Let's have a look at how the total energy changes over time when we numerically simulate the Hénon-Heiles model over a long period of time: Standard solve

longprob = remake(prob2, tspan=(0.0, 1e3))
longsol = solve(longprob, EK1(smooth=false), dense=false)
plot(longsol.t, E.(longsol.u))
Example block output

It visibly loses energy over time, from an initial 0.12967 to a final 0.12899. Let's fix this to get a physically more meaningful solution.

Energy preservation with the ManifoldUpdate callback

In the language of ODE filters, preserving energy over time amounts to just another measurement model [1]. The most convenient way of updating on this additional zero measurement with ProbNumDiffEq.jl is with the ManifoldUpdate callback.

Note

The ManifoldUpdate callback can be thought of a probabilistic counterpart to the ManifoldProjection callback provided by DiffEqCallbacks.jl.

To do so, first define a (vector-valued) residual function, here chosen to be the difference between the current energy and the initial energy, and build a ManifoldUpdate callback

residual(u) = [E(u) - E(du0..., u0...)]
cb = ManifoldUpdate(residual)
DiscreteCallback{ProbNumDiffEq.var"#condition#140", ProbNumDiffEq.var"#affect!#141"{Int64, Float64, Float64, typeof(Main.residual)}, typeof(SciMLBase.INITIALIZE_DEFAULT), typeof(SciMLBase.FINALIZE_DEFAULT), Nothing}(ProbNumDiffEq.var"#condition#140"(), ProbNumDiffEq.var"#affect!#141"{Int64, Float64, Float64, typeof(Main.residual)}(100, 1.0e-25, 1.0e-15, Main.residual), SciMLBase.INITIALIZE_DEFAULT, SciMLBase.FINALIZE_DEFAULT, Bool[1, 1], nothing)
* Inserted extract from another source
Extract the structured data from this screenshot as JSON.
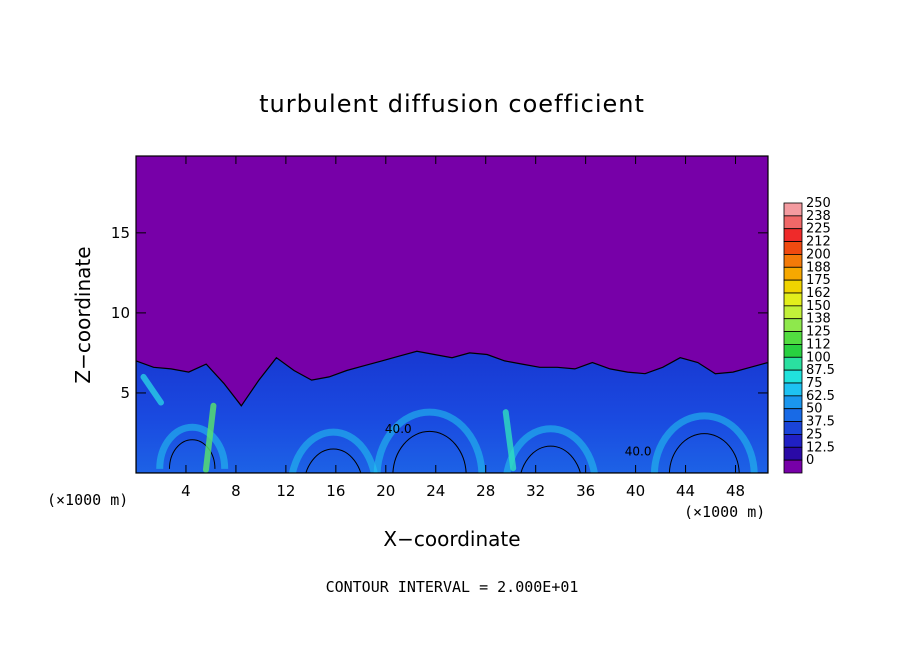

Then, solve the ODE with this callback

longsol_preserving = solve(longprob, EK1(smooth=false), dense=false, callback=cb)
plot(longsol.t, E.(longsol.u))
plot!(longsol_preserving.t, E.(longsol_preserving.u))
Example block output

Voilà! With the ManifoldUpdate callback we could preserve the energy over time and obtain a more truthful probabilistic numerical long-term simulation of the Hénon-Heiles model.

References

[1]
N. Bosch, F. Tronarp and P. Hennig. Pick-and-Mix Information Operators for Probabilistic ODE Solvers. In: Proceedings of The 25th International Conference on Artificial Intelligence and Statistics, Vol. 151 of Proceedings of Machine Learning Research, edited by G. Camps-Valls, F. J. Ruiz and I. Valera (PMLR, 28–30 Mar 2022); pp. 10015–10027.